AlphaViT: A Flexible Game-Playing AI for Multiple Games and Variable Board Sizes

This paper presents novel game-playing AI agents based on the AlphaZero framework, enhanced with Vision Transformer (ViT): AlphaViT, AlphaViD, and AlphaVDA. These agents are designed to play multiple board games of various sizes using a single network with shared weights, thereby overcoming AlphaZero's limitation of fixed-board-size constraints. AlphaViT employs only a transformer encoder, whereas AlphaViD and AlphaVDA incorporate both transformer encoders and decoders. In AlphaViD, the decoder processes outputs from the encoder, whereas AlphaVDA uses a learnable embeddings as the decoder input. The additional decoder layers in AlphaViD and AlphaVDA provide flexibility to adapt to various action spaces and board sizes. Experimental results show that the proposed agents, trained on either individual games or multiple games simultaneously, consistently outperform traditional algorithms such as Minimax and Monte Carlo Tree Search and approach the performance of AlphaZero, despite using a single deep neural network (DNN) with shared weights. In particular, AlphaViT shows strong performance across all tested games. Furthermore, fine-tuning the DNN using pre-trained weights from small-board games accelerates convergence and improves performance, particularly in Gomoku. Interestingly, simultaneous training on multiple games yields performance comparable to, or even surpassing, single-game training. These results indicate the potential of transformer-based architectures to develop more flexible and robust game-playing AI agents that excel in multiple games and dynamic environments.

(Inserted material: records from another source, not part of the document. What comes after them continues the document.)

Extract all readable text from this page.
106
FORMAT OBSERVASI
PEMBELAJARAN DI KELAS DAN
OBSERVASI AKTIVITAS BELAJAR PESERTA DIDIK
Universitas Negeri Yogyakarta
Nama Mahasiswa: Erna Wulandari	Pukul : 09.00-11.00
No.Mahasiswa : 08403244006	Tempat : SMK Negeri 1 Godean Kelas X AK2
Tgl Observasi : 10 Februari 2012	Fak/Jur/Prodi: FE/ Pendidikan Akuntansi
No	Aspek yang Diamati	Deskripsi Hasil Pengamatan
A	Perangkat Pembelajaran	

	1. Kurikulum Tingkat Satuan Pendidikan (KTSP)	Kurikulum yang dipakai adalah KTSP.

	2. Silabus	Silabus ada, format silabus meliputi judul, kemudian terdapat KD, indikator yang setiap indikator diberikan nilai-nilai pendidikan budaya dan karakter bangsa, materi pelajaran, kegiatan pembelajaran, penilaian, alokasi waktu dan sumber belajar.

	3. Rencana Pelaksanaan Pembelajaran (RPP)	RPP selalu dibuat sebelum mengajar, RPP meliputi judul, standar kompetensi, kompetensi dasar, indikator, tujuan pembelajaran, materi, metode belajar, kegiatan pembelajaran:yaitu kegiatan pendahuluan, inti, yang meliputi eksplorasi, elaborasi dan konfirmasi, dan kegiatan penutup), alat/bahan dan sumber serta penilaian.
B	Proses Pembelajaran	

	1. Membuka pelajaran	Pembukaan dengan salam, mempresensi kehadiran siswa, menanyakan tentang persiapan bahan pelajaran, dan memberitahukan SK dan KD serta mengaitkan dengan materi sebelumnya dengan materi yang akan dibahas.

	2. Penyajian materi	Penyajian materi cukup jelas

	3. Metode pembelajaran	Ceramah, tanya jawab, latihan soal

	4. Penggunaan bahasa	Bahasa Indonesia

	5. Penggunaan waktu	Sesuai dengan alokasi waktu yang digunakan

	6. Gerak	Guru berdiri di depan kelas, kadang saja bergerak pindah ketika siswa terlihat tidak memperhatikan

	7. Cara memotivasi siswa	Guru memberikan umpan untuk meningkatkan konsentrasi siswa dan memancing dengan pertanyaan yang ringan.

翻译：本文提出了基于AlphaZero框架并增强以Vision Transformer (ViT)的新型游戏AI智能体：AlphaViT、AlphaViD与AlphaVDA。这些智能体设计用于通过单一共享权重的网络玩多种不同尺寸的棋盘游戏，从而克服了AlphaZero固定棋盘尺寸的限制。AlphaViT仅采用Transformer编码器，而AlphaViD与AlphaVDA则同时包含Transformer编码器与解码器。在AlphaViD中，解码器处理编码器的输出，而AlphaVDA使用可学习的嵌入作为解码器输入。AlphaViD与AlphaVDA中额外的解码层提供了适应不同动作空间与棋盘尺寸的灵活性。实验结果表明，所提出的智能体无论是在单个游戏还是多个游戏上同时训练，均持续超越传统算法如Minimax与蒙特卡洛树搜索，并接近AlphaZero的性能，尽管其仅使用单一共享权重的深度神经网络（DNN）。特别地，AlphaViT在所有测试游戏中均表现出强劲性能。此外，利用从小棋盘游戏预训练的权重对DNN进行微调，可加速收敛并提升性能，尤其在五子棋中表现显著。有趣的是，在多个游戏上同时训练所获得的性能可与单游戏训练相媲美，甚至更优。这些结果表明，基于Transformer的架构具有开发更灵活、更鲁棒的游戏AI智能体的潜力，使其能够在多种游戏与动态环境中表现出色。